Après le départ de mon amie, je m’étais mise à réfléchir sur ma situation. Si seulement je pouvais revoir ce « Tonton », les choses pour moi iraient mieux ! Toutes mes journées n’étaient crémées que d’injures et mépris. L’estime et la confiance de mes proches, je les avais perdues et pire celles de mes amies d’école qui m’encourageaient autrefois dans ma frivolité. Personne dans mon quartier ne me « calculait plus ». Des jours obscurs passèrent puis des nuits amères aussi. Je n’en pouvais plus.
Diane avait bien raison me suis-je dis intérieurement. C’est ainsi que par manque de maturité, j’avais décidé de me faire avorter, d’ôter la vie à cet enfant que je portais et dont j’ignorais le sexe et l’avenir ; cet enfant à qui si j’avais décidé de donner la vie m’appellerait maman. Ce qui n’est pas donné à toutes les femmes. J’avais pris cette décision de me faire avorter dans l’espoir de regagner l’estime et la confiance de tous ceux qui m’ont refoulée. Le lendemain, tôt le matin, Diane m’emmena chez un praticien de la médecine traditionnelle pour me faire avorter en toute discrétion. Ce praticien me fit boire des infusions d’herbes et me congédia en disant : « va ma fille, c’est fini à présent. Après quelques soulagements, on n’en parlera plus ». Le jour suivant, après un sommeil de mort, les soulagements répétitifs m’ont affaibli, j’avais une terrible migraine et des vertiges. La suite je ne m’en souviens plus. Seulement, je m’étais retrouvée sur le lit blanc d’hôpital, mes parents tous en larmes à mes chevets. J’avais perdu l’enfant que je portais et presqu’aussi ma propre vie. Mais Dieu eut pitié de moi et me laissa la vie sauve.
Le Docteur qui s’était occupé de moi, pour me réconforter, me prodigua d’énormes conseils et me suggéra l’abstinence sexuelle. Pour lui, l’abstinence me mettra à l’abri d’éventuelles grossesses précoces, non désirées qui poussent la majorité des jeunes filles de mon âge à avorter avec tous les risques possibles. Après tout ce qui m’est arrivé, après toutes ces nuits cauchemardeuses et jours sombres que j’avais passés, je pense qu’en plus de l’abstinence sexuelle, il faut aussi l’éducation sexuelle. Cette dernière est très importante et doit être intégrée aux programmes d’enseignement de certaines disciplines dans nos écoles.

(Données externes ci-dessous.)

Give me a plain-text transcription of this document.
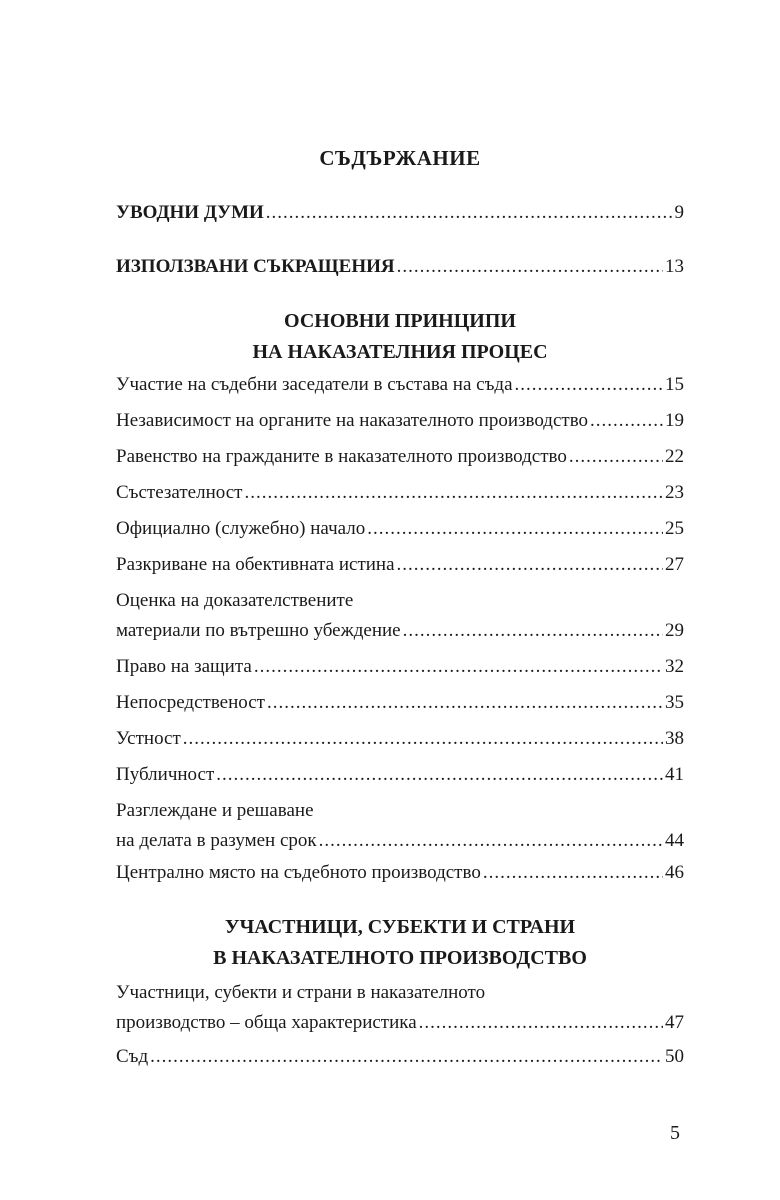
СЪДЪРЖАНИЕ
УВОДНИ ДУМИ .....	9
ИЗПОЛЗВАНИ СЪКРАЩЕНИЯ .....	13
ОСНОВНИ ПРИНЦИПИ
НА НАКАЗАТЕЛНИЯ ПРОЦЕС
Участие на съдебни заседатели в състава на съда .....	15
Независимост на органите на наказателното производство .....	19
Равенство на гражданите в наказателното производство .....	22
Състезателност .....	23
Официално (служебно) начало .....	25
Разкриване на обективната истина .....	27
Оценка на доказателствените
материали по вътрешно убеждение .....	29
Право на защита .....	32
Непосредственост .....	35
Устност .....	38
Публичност .....	41
Разглеждане и решаване
на делата в разумен срок .....	44
Централно място на съдебното производство .....	46
УЧАСТНИЦИ, СУБЕКТИ И СТРАНИ
В НАКАЗАТЕЛНОТО ПРОИЗВОДСТВО
Участници, субекти и страни в наказателното
производство – обща характеристика .....	47
Съд .....	50
5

Chez moi, sous les tropiques, parler de sexe en famille avec les enfants est sujet tabou. Pour nos aînés, ce qu’on défend à nos enfants les attire plus. Pure illusion ! A vous mes sœurs qui lisez ces quelques lignes de ma vie, dites non à la fornication, méfiez-vous de ces hommes aux paroles mielleuses. A vous mes parents, parlez d’abstinence sexuelle à vos enfants. Donnez leur en plus de cela une éducation relative à la sexualité et à l’infection au VIH/SIDA.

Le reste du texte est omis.